The frenzy for awards

It is not just the celebrity  allure. It is the public, acclaim, the attention, the limelight.

It’s a cut above all.

Everytime you turn around, someone’s winning an award for something.  There are many reasons why the nation seems caught in an obsessive pursuit of recognition. There seems to be no field of human endeavor without them, and no shortage of groups eager to give their version of a statuette with a funny name, trophies to knock you out.  Every year these inanimate objects of recognition command audience and speak incalculable joy, jealousy and gaiety.

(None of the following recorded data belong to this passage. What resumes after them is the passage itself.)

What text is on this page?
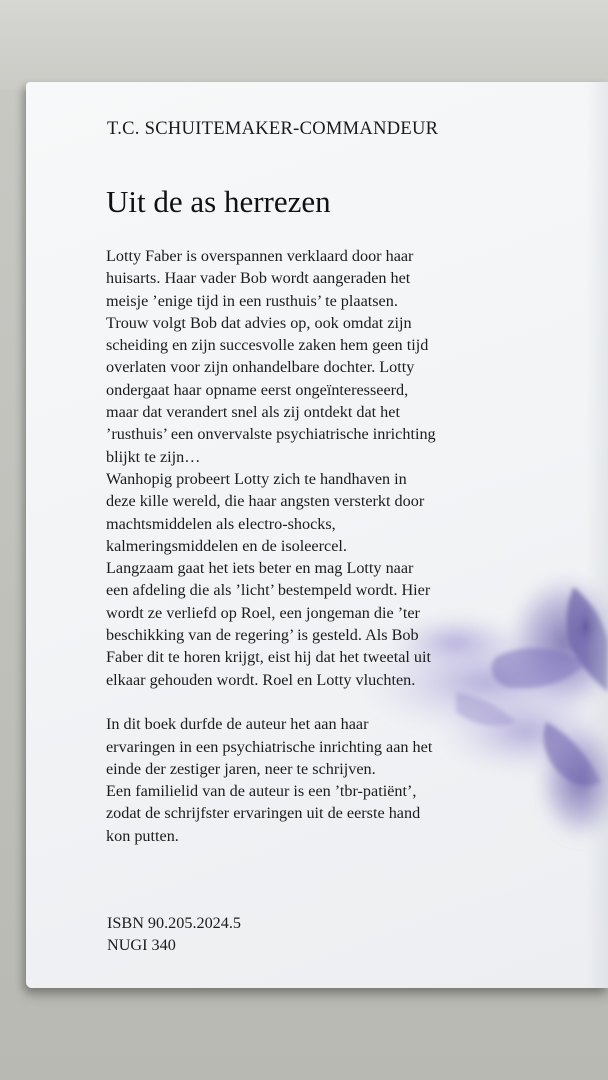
T.C. SCHUITEMAKER-COMMANDEUR
Uit de as herrezen
Lotty Faber is overspannen verklaard door haar
huisarts. Haar vader Bob wordt aangeraden het
meisje ’enige tijd in een rusthuis’ te plaatsen.
Trouw volgt Bob dat advies op, ook omdat zijn
scheiding en zijn succesvolle zaken hem geen tijd
overlaten voor zijn onhandelbare dochter. Lotty
ondergaat haar opname eerst ongeïnteresseerd,
maar dat verandert snel als zij ontdekt dat het
’rusthuis’ een onvervalste psychiatrische inrichting
blijkt te zijn…
Wanhopig probeert Lotty zich te handhaven in
deze kille wereld, die haar angsten versterkt door
machtsmiddelen als electro-shocks,
kalmeringsmiddelen en de isoleercel.
Langzaam gaat het iets beter en mag Lotty naar
een afdeling die als ’licht’ bestempeld wordt. Hier
wordt ze verliefd op Roel, een jongeman die ’ter
beschikking van de regering’ is gesteld. Als Bob
Faber dit te horen krijgt, eist hij dat het tweetal uit
elkaar gehouden wordt. Roel en Lotty vluchten.
In dit boek durfde de auteur het aan haar
ervaringen in een psychiatrische inrichting aan het
einde der zestiger jaren, neer te schrijven.
Een familielid van de auteur is een ’tbr-patiënt’,
zodat de schrijfster ervaringen uit de eerste hand
kon putten.
ISBN 90.205.2024.5
NUGI 340
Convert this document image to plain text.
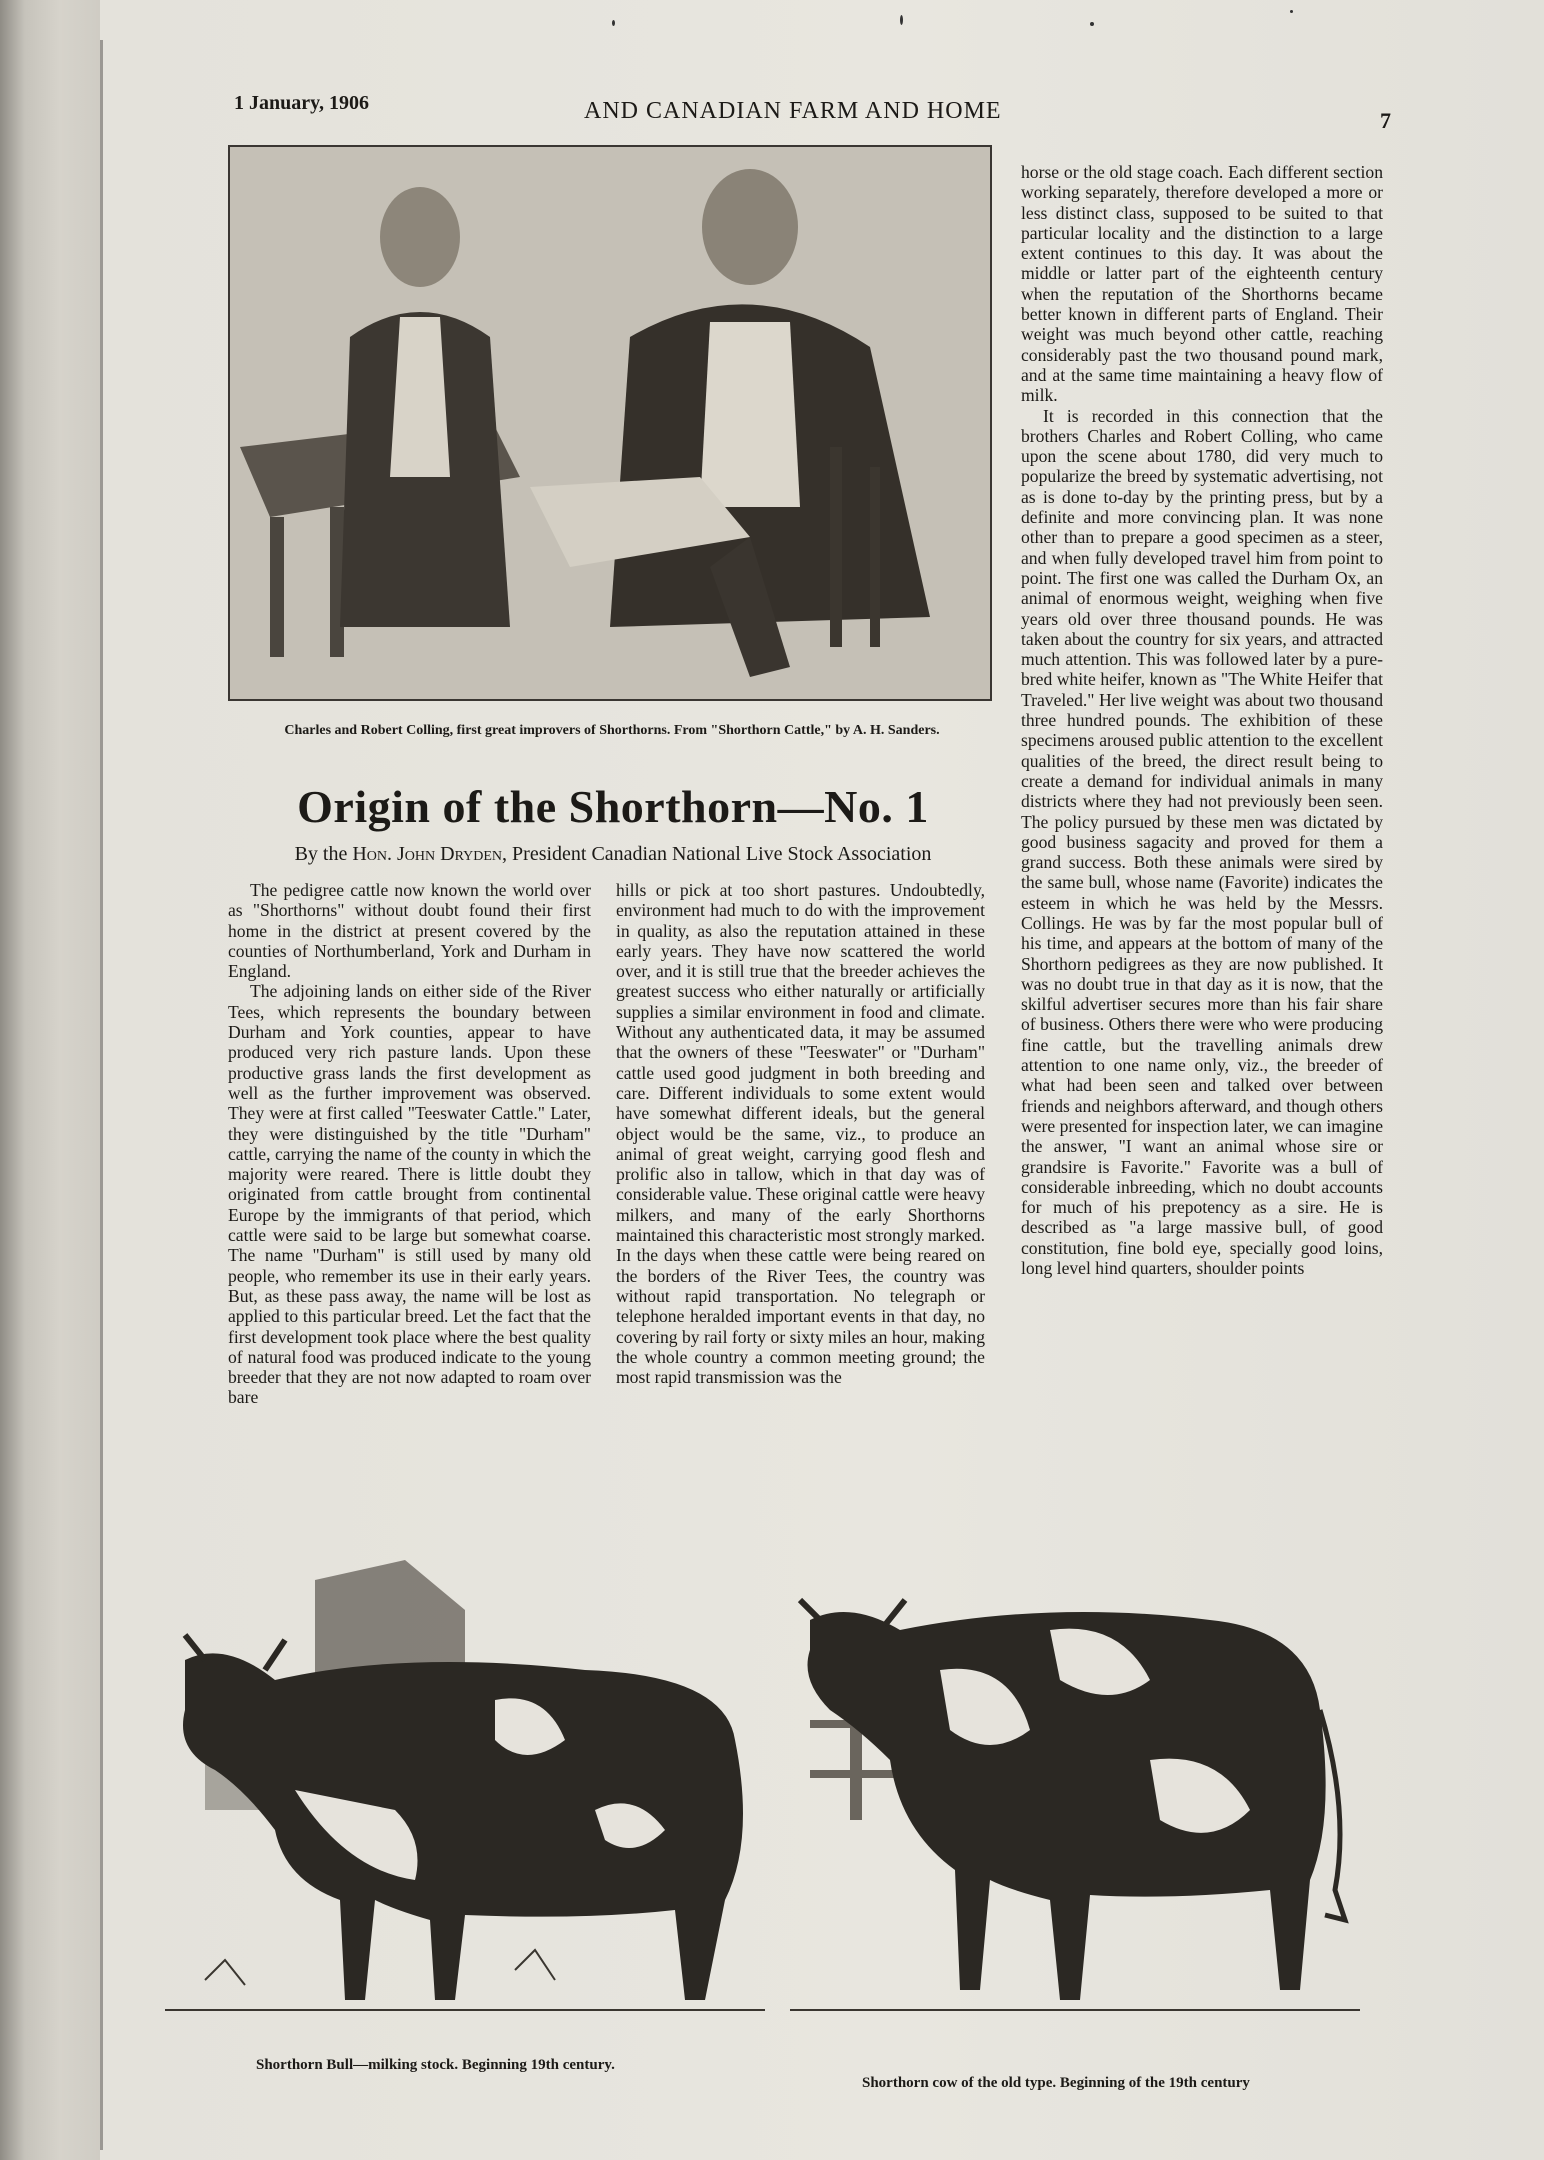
1 January, 1906	AND CANADIAN FARM AND HOME	7
Charles and Robert Colling, first great improvers of Shorthorns. From "Shorthorn Cattle," by A. H. Sanders.
Origin of the Shorthorn—No. 1
By the Hon. John Dryden, President Canadian National Live Stock Association

The pedigree cattle now known the world over as "Shorthorns" without doubt found their first home in the district at present covered by the counties of Northumberland, York and Durham in England.

The adjoining lands on either side of the River Tees, which represents the boundary between Durham and York counties, appear to have produced very rich pasture lands. Upon these productive grass lands the first development as well as the further improvement was observed. They were at first called "Teeswater Cattle." Later, they were distinguished by the title "Durham" cattle, carrying the name of the county in which the majority were reared. There is little doubt they originated from cattle brought from continental Europe by the immigrants of that period, which cattle were said to be large but somewhat coarse. The name "Durham" is still used by many old people, who remember its use in their early years. But, as these pass away, the name will be lost as applied to this particular breed. Let the fact that the first development took place where the best quality of natural food was produced indicate to the young breeder that they are not now adapted to roam over bare

hills or pick at too short pastures. Undoubtedly, environment had much to do with the improvement in quality, as also the reputation attained in these early years. They have now scattered the world over, and it is still true that the breeder achieves the greatest success who either naturally or artificially supplies a similar environment in food and climate. Without any authenticated data, it may be assumed that the owners of these "Teeswater" or "Durham" cattle used good judgment in both breeding and care. Different individuals to some extent would have somewhat different ideals, but the general object would be the same, viz., to produce an animal of great weight, carrying good flesh and prolific also in tallow, which in that day was of considerable value. These original cattle were heavy milkers, and many of the early Shorthorns maintained this characteristic most strongly marked. In the days when these cattle were being reared on the borders of the River Tees, the country was without rapid transportation. No telegraph or telephone heralded important events in that day, no covering by rail forty or sixty miles an hour, making the whole country a common meeting ground; the most rapid transmission was the

horse or the old stage coach. Each different section working separately, therefore developed a more or less distinct class, supposed to be suited to that particular locality and the distinction to a large extent continues to this day. It was about the middle or latter part of the eighteenth century when the reputation of the Shorthorns became better known in different parts of England. Their weight was much beyond other cattle, reaching considerably past the two thousand pound mark, and at the same time maintaining a heavy flow of milk.

It is recorded in this connection that the brothers Charles and Robert Colling, who came upon the scene about 1780, did very much to popularize the breed by systematic advertising, not as is done to-day by the printing press, but by a definite and more convincing plan. It was none other than to prepare a good specimen as a steer, and when fully developed travel him from point to point. The first one was called the Durham Ox, an animal of enormous weight, weighing when five years old over three thousand pounds. He was taken about the country for six years, and attracted much attention. This was followed later by a pure-bred white heifer, known as "The White Heifer that Traveled." Her live weight was about two thousand three hundred pounds. The exhibition of these specimens aroused public attention to the excellent qualities of the breed, the direct result being to create a demand for individual animals in many districts where they had not previously been seen. The policy pursued by these men was dictated by good business sagacity and proved for them a grand success. Both these animals were sired by the same bull, whose name (Favorite) indicates the esteem in which he was held by the Messrs. Collings. He was by far the most popular bull of his time, and appears at the bottom of many of the Shorthorn pedigrees as they are now published. It was no doubt true in that day as it is now, that the skilful advertiser secures more than his fair share of business. Others there were who were producing fine cattle, but the travelling animals drew attention to one name only, viz., the breeder of what had been seen and talked over between friends and neighbors afterward, and though others were presented for inspection later, we can imagine the answer, "I want an animal whose sire or grandsire is Favorite." Favorite was a bull of considerable inbreeding, which no doubt accounts for much of his prepotency as a sire. He is described as "a large massive bull, of good constitution, fine bold eye, specially good loins, long level hind quarters, shoulder points

Shorthorn Bull—milking stock. Beginning 19th century.
Shorthorn cow of the old type. Beginning of the 19th century
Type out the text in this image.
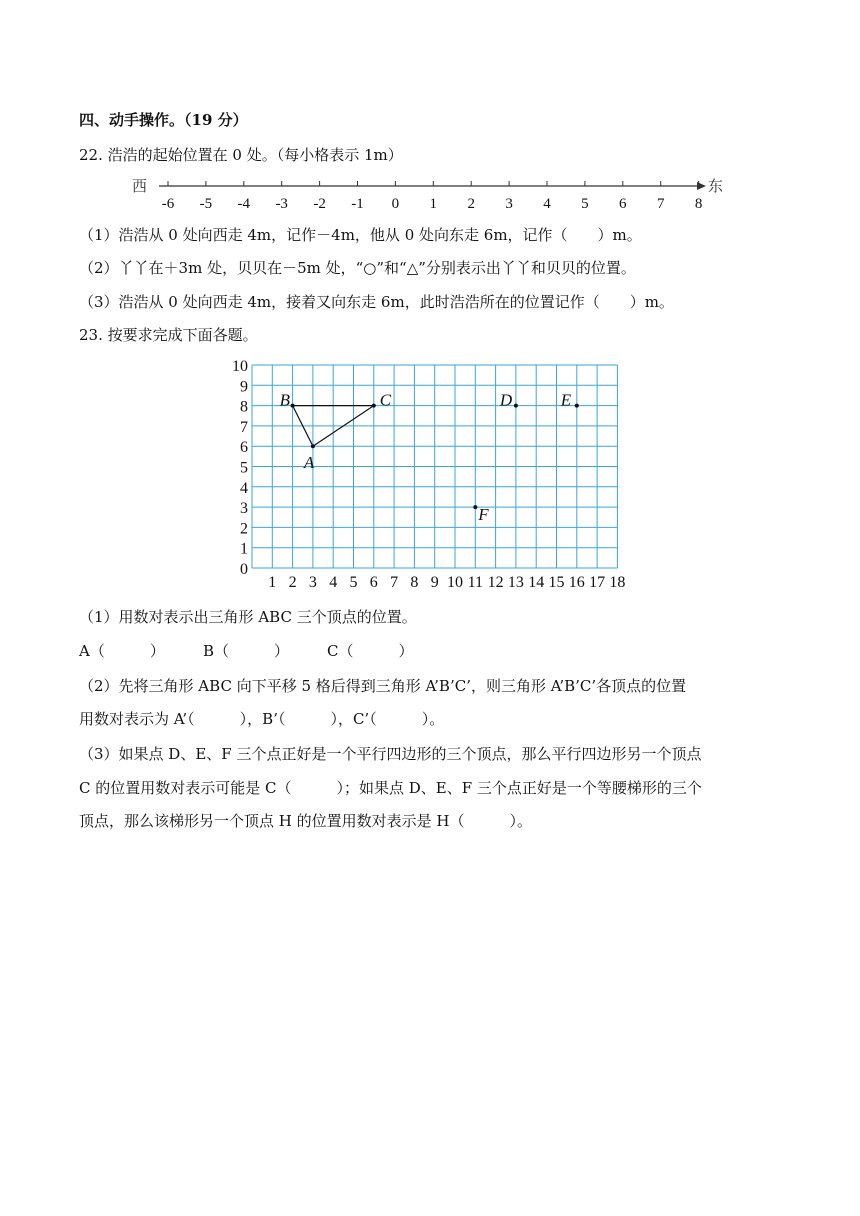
四、动手操作。（19 分）
22. 浩浩的起始位置在 0 处。（每小格表示 1m）
西	东
-6 -5 -4 -3 -2 -1 0 1 2 3 4 5 6 7 8
（1）浩浩从 0 处向西走 4m，记作－4m，他从 0 处向东走 6m，记作（　　）m。
（2）丫丫在＋3m 处，贝贝在－5m 处，“○”和“△”分别表示出丫丫和贝贝的位置。
（3）浩浩从 0 处向西走 4m，接着又向东走 6m，此时浩浩所在的位置记作（　　）m。
23. 按要求完成下面各题。
1 2 3 4 5 6 7 8 9 10 11 12 13 14 15 16 17 18
0
1
2
3
4
5
6
7
8
9
10
A
B	C	D	E
F
（1）用数对表示出三角形 ABC 三个顶点的位置。
A（　　　）	B（　　　）	C（　　　）
（2）先将三角形 ABC 向下平移 5 格后得到三角形 A’B’C’，则三角形 A’B’C’各顶点的位置
用数对表示为 A’（　　　），B’（　　　），C’（　　　）。
（3）如果点 D、E、F 三个点正好是一个平行四边形的三个顶点，那么平行四边形另一个顶点
C 的位置用数对表示可能是 C（　　　）；如果点 D、E、F 三个点正好是一个等腰梯形的三个
顶点，那么该梯形另一个顶点 H 的位置用数对表示是 H（　　　）。
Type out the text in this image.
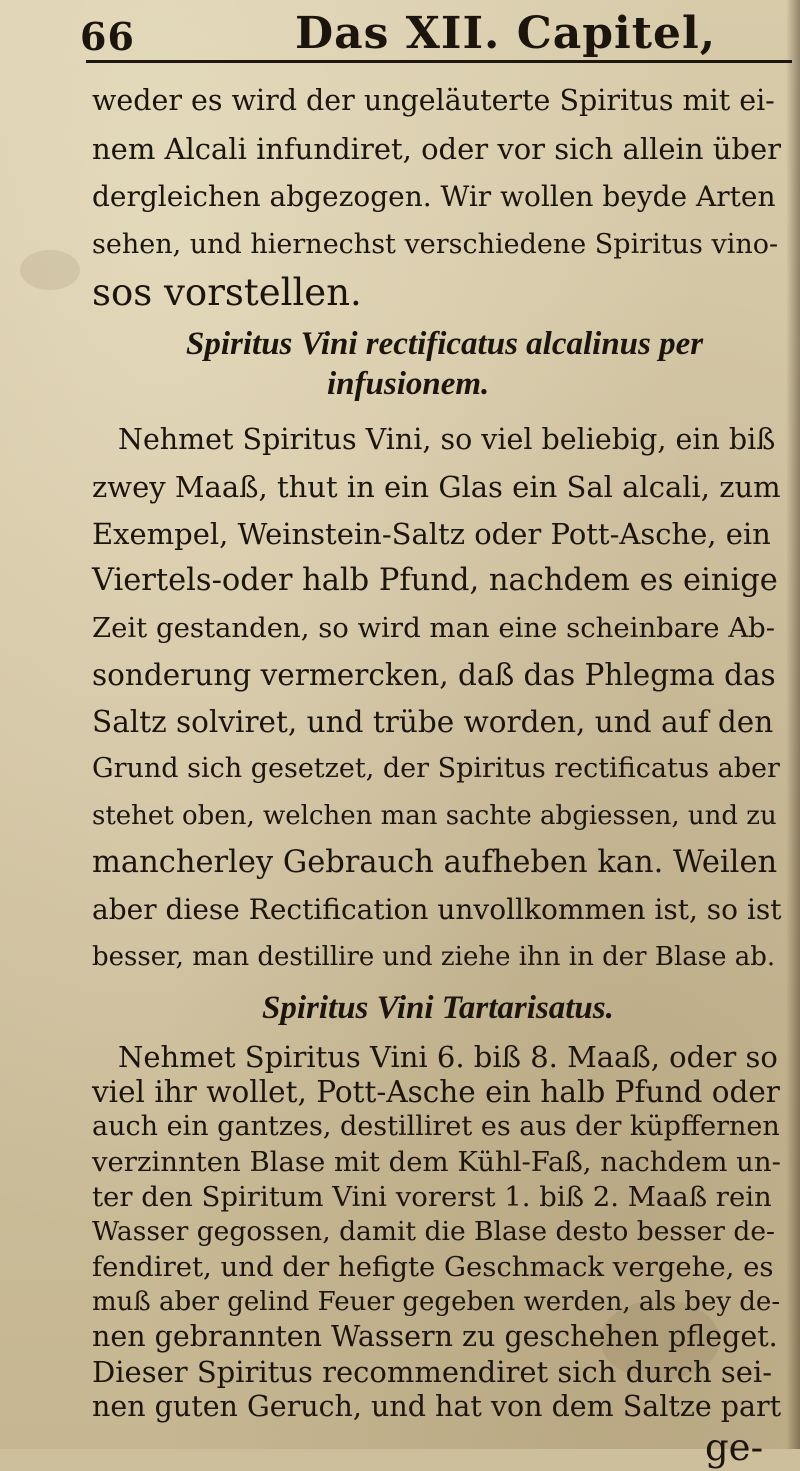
66	Das XII. Capitel,
weder es wird der ungeläuterte Spiritus mit ei-
nem Alcali infundiret, oder vor sich allein über
dergleichen abgezogen. Wir wollen beyde Arten
sehen, und hiernechst verschiedene Spiritus vino-
sos vorstellen.
Spiritus Vini rectificatus alcalinus per
infusionem.
Nehmet Spiritus Vini, so viel beliebig, ein biß
zwey Maaß, thut in ein Glas ein Sal alcali, zum
Exempel, Weinstein-Saltz oder Pott-Asche, ein
Viertels-oder halb Pfund, nachdem es einige
Zeit gestanden, so wird man eine scheinbare Ab-
sonderung vermercken, daß das Phlegma das
Saltz solviret, und trübe worden, und auf den
Grund sich gesetzet, der Spiritus rectificatus aber
stehet oben, welchen man sachte abgiessen, und zu
mancherley Gebrauch aufheben kan. Weilen
aber diese Rectification unvollkommen ist, so ist
besser, man destillire und ziehe ihn in der Blase ab.
Spiritus Vini Tartarisatus.
Nehmet Spiritus Vini 6. biß 8. Maaß, oder so
viel ihr wollet, Pott-Asche ein halb Pfund oder
auch ein gantzes, destilliret es aus der küpffernen
verzinnten Blase mit dem Kühl-Faß, nachdem un-
ter den Spiritum Vini vorerst 1. biß 2. Maaß rein
Wasser gegossen, damit die Blase desto besser de-
fendiret, und der hefigte Geschmack vergehe, es
muß aber gelind Feuer gegeben werden, als bey de-
nen gebrannten Wassern zu geschehen pfleget.
Dieser Spiritus recommendiret sich durch sei-
nen guten Geruch, und hat von dem Saltze part
ge-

These passing of awards essentially, over the same things— for movies, arts and entertainment, civic or professional excellence, journalism, perhaps even worse, because in addition to the famous Pulitzer prize, there are scores of national awards meant to praise outstanding media coverages, from the presidency, to a plane crash, even coup d’etat and bone surgery or volcanic eruptions. It was always the more, the merrier.

Awards can be quite unusual and inventive, but tokens of recognition could be double edged swords. It can swathe through it. There are real risks of resentment and jealousy as if it is viewed as just a latest gimmick, in a process dominated by the politics of a specific field. People can be cynical.

But the untold amount of good buzz it produces outweighs the sentiments of those who are supposed to mock the pretensions and self importance of awards. When they have been seduced by the siren call of acclaim, no mantle piece should be bared.

It is always a big, big deal—that maybe, well, the understatement of the year, considering the obsession culture of awards, as a whole.

In the Fil-Am community, part of their appeal comes from this format which closely resembles the classic variety shows which can serve up music, dance, a prestigious beauty pageant on the same program and as the night rolled, there will be a few pleasant surprises that continue to draw a widely diverse audience.

The show, far beyond their astute awardees and all its glitter and its ferocious supporters only needs a host and awardees.  It does not need the plenitude and often grandiose tone of most award  nights in patching together a show. No one grows immune to the charms and sophisticated rhetoric, of a glib producer.

The best part is it can draw and charm celebrities, usually without pay as productions become a big, huge self promotion  among the awardees, the crème dela crème of the community, but nevertheless, who regards  peer acknowledgment as basic full force fulfillment of the deepest human desire and yearning for acceptance and recognition—that indescribable addiction for affirmation.

And if the audience is lucky, there were no feigned humility or mammoth egos or blinding jewelries that can feed a small nation. The real gems of the show might, but just, a supply of rare glimpse into the very human unscripted side of the awardees, as their friends scream their greetings.

Like a compass through  the storms of art and other noteworthy human endeavors, the awards culture, that human obsession for recognition and accolade is here to stay…at its own price.

But we will still worship the fantasy that its great panacea. When doors open and new friends ooze out of the woodwork, when it becomes the stepping stone, that one may collects its rose.

Myself included, I’m beginning to think.